Over the years, Kate Morton has turned into a must buy for me. She is a bit of a comfort read – family mysteries uncovered, slightly tragic stories with the potential for hope and better in future generations. There’s always a twist and turn, but she still manages to surprise and create interesting characters.
The Clockmaker’s Daughter is a bit of a break in the norm for her. While in most ways, it is like her previous novels, it is also more focused on a specific place than the others. Her other novels were very much about family, with a daughter making discoveries about her mother, or a granddaughter unraveling ancient family secrets. In comparison, this novel is the story of a house, and Morton explores more time periods, interweaving many more minor characters, who spend various important periods of their lives at that house as they retreat from society.

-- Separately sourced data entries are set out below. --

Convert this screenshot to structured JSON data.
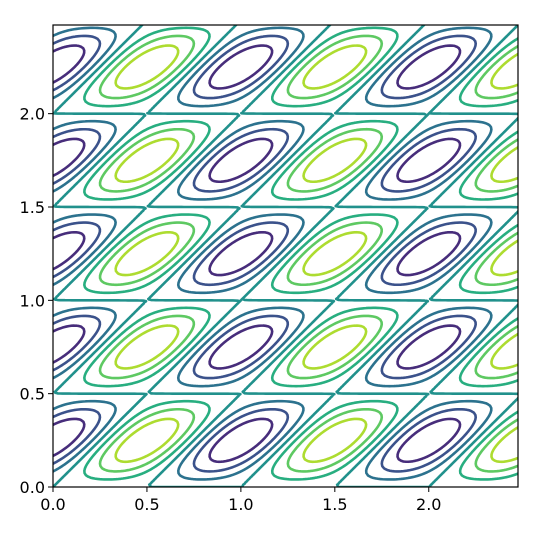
{
  "chart_data": {
    "type": "contour",
    "xlim": [
      0,
      2.475
    ],
    "ylim": [
      0,
      2.475
    ],
    "xticks": [
      {
        "value": 0,
        "label": "0.0"
      },
      {
        "value": 0.5,
        "label": "0.5"
      },
      {
        "value": 1,
        "label": "1.0"
      },
      {
        "value": 1.5,
        "label": "1.5"
      },
      {
        "value": 2,
        "label": "2.0"
      }
    ],
    "yticks": [
      {
        "value": 0,
        "label": "0.0"
      },
      {
        "value": 0.5,
        "label": "0.5"
      },
      {
        "value": 1,
        "label": "1.0"
      },
      {
        "value": 1.5,
        "label": "1.5"
      },
      {
        "value": 2,
        "label": "2.0"
      }
    ],
    "levels": [
      -0.75,
      -0.5,
      -0.25,
      0,
      0.25,
      0.5,
      0.75
    ],
    "colors": [
      "#472d7b",
      "#3b528b",
      "#2c728e",
      "#21918c",
      "#28ae80",
      "#5ec962",
      "#addc30"
    ]
  }
}
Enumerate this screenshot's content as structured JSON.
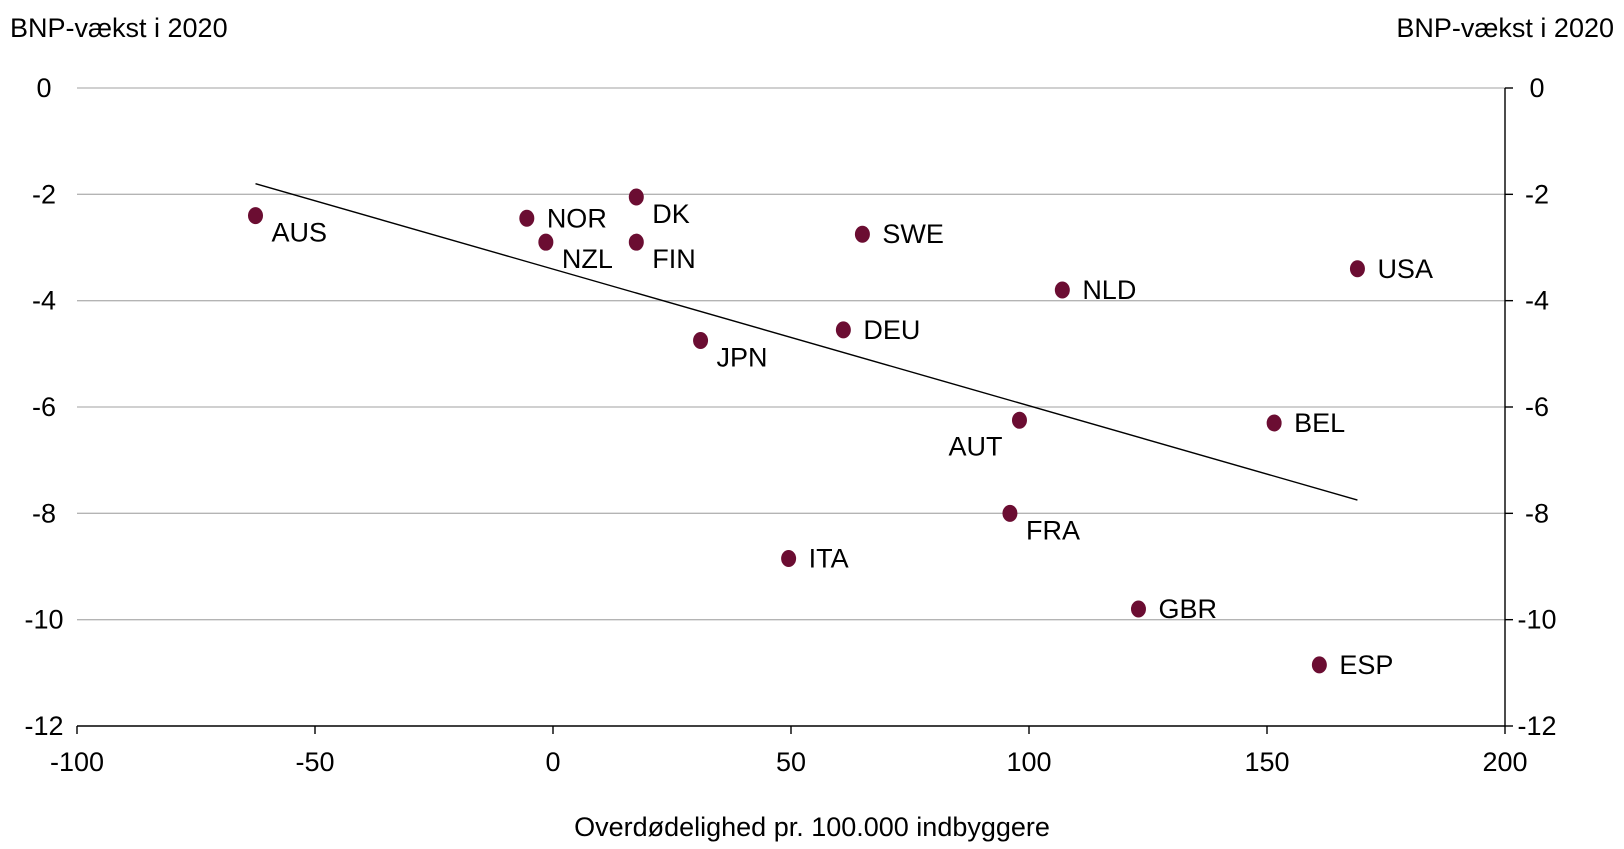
{
  "chart_data": {
    "type": "scatter",
    "ylabel_left": "BNP-vækst i 2020",
    "ylabel_right": "BNP-vækst i 2020",
    "xlabel": "Overdødelighed pr. 100.000 indbyggere",
    "xlim": [
      -100,
      200
    ],
    "ylim": [
      -12,
      0
    ],
    "x_ticks": [
      -100,
      -50,
      0,
      50,
      100,
      150,
      200
    ],
    "y_ticks": [
      0,
      -2,
      -4,
      -6,
      -8,
      -10,
      -12
    ],
    "grid": "horizontal",
    "point_color": "#6b0d32",
    "points": [
      {
        "label": "AUS",
        "x": -62.5,
        "y": -2.4,
        "label_pos": "below-right"
      },
      {
        "label": "NOR",
        "x": -5.5,
        "y": -2.45,
        "label_pos": "right"
      },
      {
        "label": "NZL",
        "x": -1.5,
        "y": -2.9,
        "label_pos": "below-right"
      },
      {
        "label": "DK",
        "x": 17.5,
        "y": -2.05,
        "label_pos": "below-right"
      },
      {
        "label": "FIN",
        "x": 17.5,
        "y": -2.9,
        "label_pos": "below-right"
      },
      {
        "label": "SWE",
        "x": 65,
        "y": -2.75,
        "label_pos": "right"
      },
      {
        "label": "JPN",
        "x": 31,
        "y": -4.75,
        "label_pos": "below-right"
      },
      {
        "label": "DEU",
        "x": 61,
        "y": -4.55,
        "label_pos": "right"
      },
      {
        "label": "NLD",
        "x": 107,
        "y": -3.8,
        "label_pos": "right"
      },
      {
        "label": "USA",
        "x": 169,
        "y": -3.4,
        "label_pos": "right"
      },
      {
        "label": "AUT",
        "x": 98,
        "y": -6.25,
        "label_pos": "below-left"
      },
      {
        "label": "BEL",
        "x": 151.5,
        "y": -6.3,
        "label_pos": "right"
      },
      {
        "label": "FRA",
        "x": 96,
        "y": -8,
        "label_pos": "below-right"
      },
      {
        "label": "ITA",
        "x": 49.5,
        "y": -8.85,
        "label_pos": "right"
      },
      {
        "label": "GBR",
        "x": 123,
        "y": -9.8,
        "label_pos": "right"
      },
      {
        "label": "ESP",
        "x": 161,
        "y": -10.85,
        "label_pos": "right"
      }
    ],
    "trendline": {
      "x": [
        -62.5,
        169
      ],
      "y": [
        -1.8,
        -7.75
      ]
    }
  }
}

The two main characters, though, are Elodie Winslow and Birdy. Elodie is the modern day character. She is about to get married, and her life is fine, but there is a certain unnamed discontent. She should be ecstatic about planning her wedding, but she keeps putting it off. When she discovers a picture of a mysterious woman at work (she works in the archives for a company), she is fascinated and starts trying to determine her history, leading to a summer in the 1860s with artists, a mysterious disappearance and a robbed family heirloom.
Birdy, the young woman from the picture, was part of the artists retreat that summer, and she was the muse of the artist and house owner, Edward Radcliffe. There are flashbacks to Birdy’s life, and she is very easy to like, making the reader wonder what really happened that night. There is simply no way the public record of what happened aligns with the Birdy the reader knows.

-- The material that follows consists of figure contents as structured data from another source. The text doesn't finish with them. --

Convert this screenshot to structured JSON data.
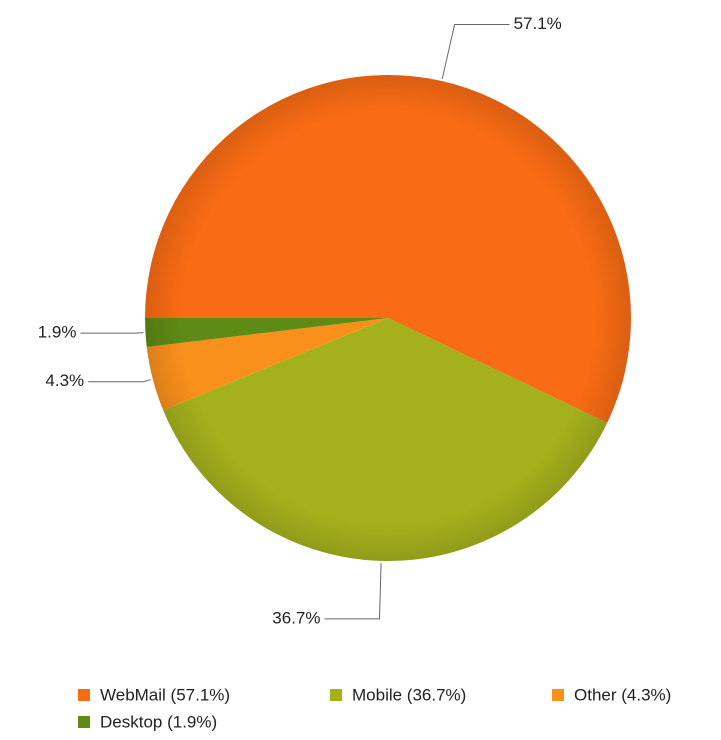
{
  "chart_data": {
    "type": "pie",
    "categories": [
      "WebMail (57.1%)",
      "Mobile (36.7%)",
      "Other (4.3%)",
      "Desktop (1.9%)"
    ],
    "values": [
      57.1,
      36.7,
      4.3,
      1.9
    ],
    "value_labels": [
      "57.1%",
      "36.7%",
      "4.3%",
      "1.9%"
    ],
    "colors": [
      "#f96b14",
      "#a4b11c",
      "#fa901c",
      "#5e8a16"
    ]
  }
}
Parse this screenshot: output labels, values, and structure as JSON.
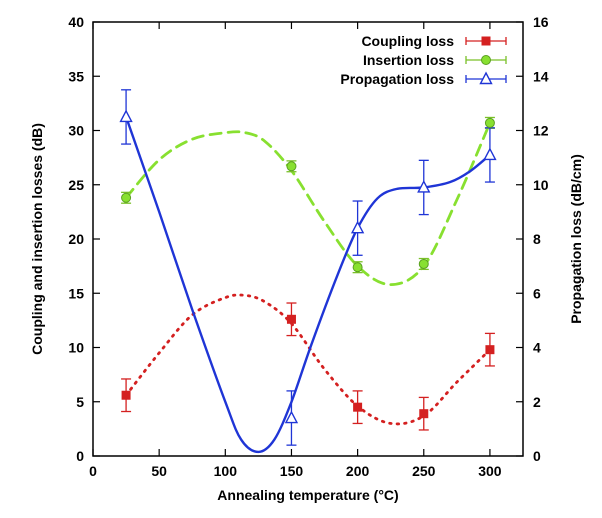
{
  "chart_data": {
    "type": "line",
    "xlabel": "Annealing temperature (°C)",
    "ylabel": "Coupling and insertion losses (dB)",
    "y2label": "Propagation loss (dB/cm)",
    "xlim": [
      0,
      325
    ],
    "ylim": [
      0,
      40
    ],
    "y2lim": [
      0,
      16
    ],
    "xticks": [
      "0",
      "50",
      "100",
      "150",
      "200",
      "250",
      "300"
    ],
    "yticks": [
      "0",
      "5",
      "10",
      "15",
      "20",
      "25",
      "30",
      "35",
      "40"
    ],
    "y2ticks": [
      "0",
      "2",
      "4",
      "6",
      "8",
      "10",
      "12",
      "14",
      "16"
    ],
    "grid": false,
    "legend_position": "top-right",
    "series": [
      {
        "name": "Coupling loss",
        "axis": "left",
        "color": "#d42020",
        "marker": "square",
        "line_style": "dotted",
        "points": [
          {
            "x": 25,
            "y": 5.6,
            "err": 1.5
          },
          {
            "x": 150,
            "y": 12.6,
            "err": 1.5
          },
          {
            "x": 200,
            "y": 4.5,
            "err": 1.5
          },
          {
            "x": 250,
            "y": 3.9,
            "err": 1.5
          },
          {
            "x": 300,
            "y": 9.8,
            "err": 1.5
          }
        ],
        "fit": [
          [
            25,
            5.6
          ],
          [
            50,
            9.5
          ],
          [
            75,
            13.0
          ],
          [
            100,
            14.6
          ],
          [
            115,
            14.8
          ],
          [
            130,
            14.2
          ],
          [
            150,
            12.2
          ],
          [
            175,
            8.0
          ],
          [
            200,
            4.6
          ],
          [
            225,
            3.0
          ],
          [
            250,
            3.7
          ],
          [
            275,
            6.8
          ],
          [
            300,
            9.8
          ]
        ]
      },
      {
        "name": "Insertion loss",
        "axis": "left",
        "color": "#88e030",
        "marker": "circle",
        "line_style": "dashed",
        "points": [
          {
            "x": 25,
            "y": 23.8,
            "err": 0.5
          },
          {
            "x": 150,
            "y": 26.7,
            "err": 0.5
          },
          {
            "x": 200,
            "y": 17.4,
            "err": 0.5
          },
          {
            "x": 250,
            "y": 17.7,
            "err": 0.5
          },
          {
            "x": 300,
            "y": 30.7,
            "err": 0.5
          }
        ],
        "fit": [
          [
            25,
            23.8
          ],
          [
            50,
            27.3
          ],
          [
            75,
            29.2
          ],
          [
            100,
            29.8
          ],
          [
            115,
            29.8
          ],
          [
            130,
            29.0
          ],
          [
            150,
            26.3
          ],
          [
            175,
            21.6
          ],
          [
            200,
            17.5
          ],
          [
            225,
            15.8
          ],
          [
            250,
            17.5
          ],
          [
            275,
            23.6
          ],
          [
            300,
            30.7
          ]
        ]
      },
      {
        "name": "Propagation loss",
        "axis": "right",
        "color": "#1f35d6",
        "marker": "triangle",
        "line_style": "solid",
        "points": [
          {
            "x": 25,
            "y": 12.5,
            "err": 1.0
          },
          {
            "x": 150,
            "y": 1.4,
            "err": 1.0
          },
          {
            "x": 200,
            "y": 8.4,
            "err": 1.0
          },
          {
            "x": 250,
            "y": 9.9,
            "err": 1.0
          },
          {
            "x": 300,
            "y": 11.1,
            "err": 1.0
          }
        ],
        "fit": [
          [
            25,
            12.5
          ],
          [
            50,
            9.0
          ],
          [
            75,
            5.4
          ],
          [
            100,
            2.0
          ],
          [
            112,
            0.6
          ],
          [
            125,
            0.15
          ],
          [
            137,
            0.6
          ],
          [
            150,
            2.0
          ],
          [
            165,
            4.1
          ],
          [
            185,
            6.7
          ],
          [
            200,
            8.4
          ],
          [
            215,
            9.5
          ],
          [
            230,
            9.85
          ],
          [
            250,
            9.9
          ],
          [
            270,
            10.1
          ],
          [
            285,
            10.5
          ],
          [
            300,
            11.1
          ]
        ]
      }
    ]
  }
}
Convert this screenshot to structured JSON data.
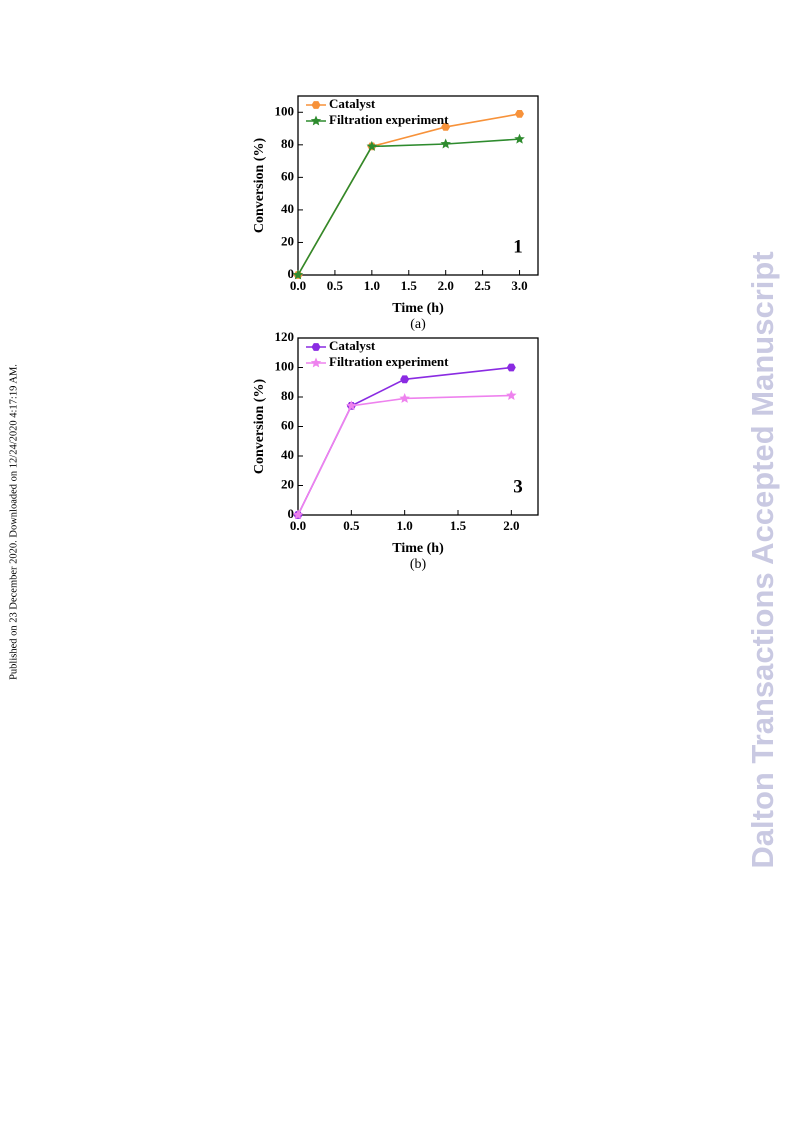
{
  "side_note": "Published on 23 December 2020. Downloaded on 12/24/2020 4:17:19 AM.",
  "watermark": "Dalton Transactions Accepted Manuscript",
  "chart_data": [
    {
      "type": "line",
      "xlabel": "Time (h)",
      "ylabel": "Conversion (%)",
      "annotation": "1",
      "caption": "(a)",
      "x": [
        0,
        1,
        2,
        3
      ],
      "series": [
        {
          "name": "Catalyst",
          "color": "#f7923a",
          "marker": "hexagon",
          "values": [
            0,
            79,
            91,
            99
          ]
        },
        {
          "name": "Filtration experiment",
          "color": "#2e8b2e",
          "marker": "star",
          "values": [
            0,
            79,
            80.5,
            83.5
          ]
        }
      ],
      "xlim": [
        0,
        3.25
      ],
      "xticks": [
        {
          "value": 0,
          "label": "0.0"
        },
        0.5,
        {
          "value": 1,
          "label": "1.0"
        },
        1.5,
        {
          "value": 2,
          "label": "2.0"
        },
        2.5,
        {
          "value": 3,
          "label": "3.0"
        }
      ],
      "ylim": [
        0,
        110
      ],
      "yticks": [
        0,
        20,
        40,
        60,
        80,
        100
      ],
      "legend": "upper left"
    },
    {
      "type": "line",
      "xlabel": "Time (h)",
      "ylabel": "Conversion (%)",
      "annotation": "3",
      "caption": "(b)",
      "x": [
        0,
        0.5,
        1,
        2
      ],
      "series": [
        {
          "name": "Catalyst",
          "color": "#8a2be2",
          "marker": "hexagon",
          "values": [
            0,
            74,
            92,
            100
          ]
        },
        {
          "name": "Filtration experiment",
          "color": "#ee82ee",
          "marker": "star",
          "values": [
            0,
            74,
            79,
            81
          ]
        }
      ],
      "xlim": [
        0,
        2.25
      ],
      "xticks": [
        {
          "value": 0,
          "label": "0.0"
        },
        0.5,
        {
          "value": 1,
          "label": "1.0"
        },
        1.5,
        {
          "value": 2,
          "label": "2.0"
        }
      ],
      "ylim": [
        0,
        120
      ],
      "yticks": [
        0,
        20,
        40,
        60,
        80,
        100,
        120
      ],
      "legend": "upper left"
    }
  ]
}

And that is the one other main difference between this and other Morton novels – this is a ghost story. Morton writes amazing Gothic stories, but she has never ventured into the supernatural part. As a ghost, Birdy is more of an observer rather than someone that is part of the story, but I enjoyed having her voice throughout.
Still, it took me a bit to get into this one, and I think it was because it wasn’t quite what I was expecting from a normal Morton novel given that the flashbacks covered more time periods than normal. Overall, I still enjoyed it, but it did take me a bit longer to get into given the slight subversion of expectations.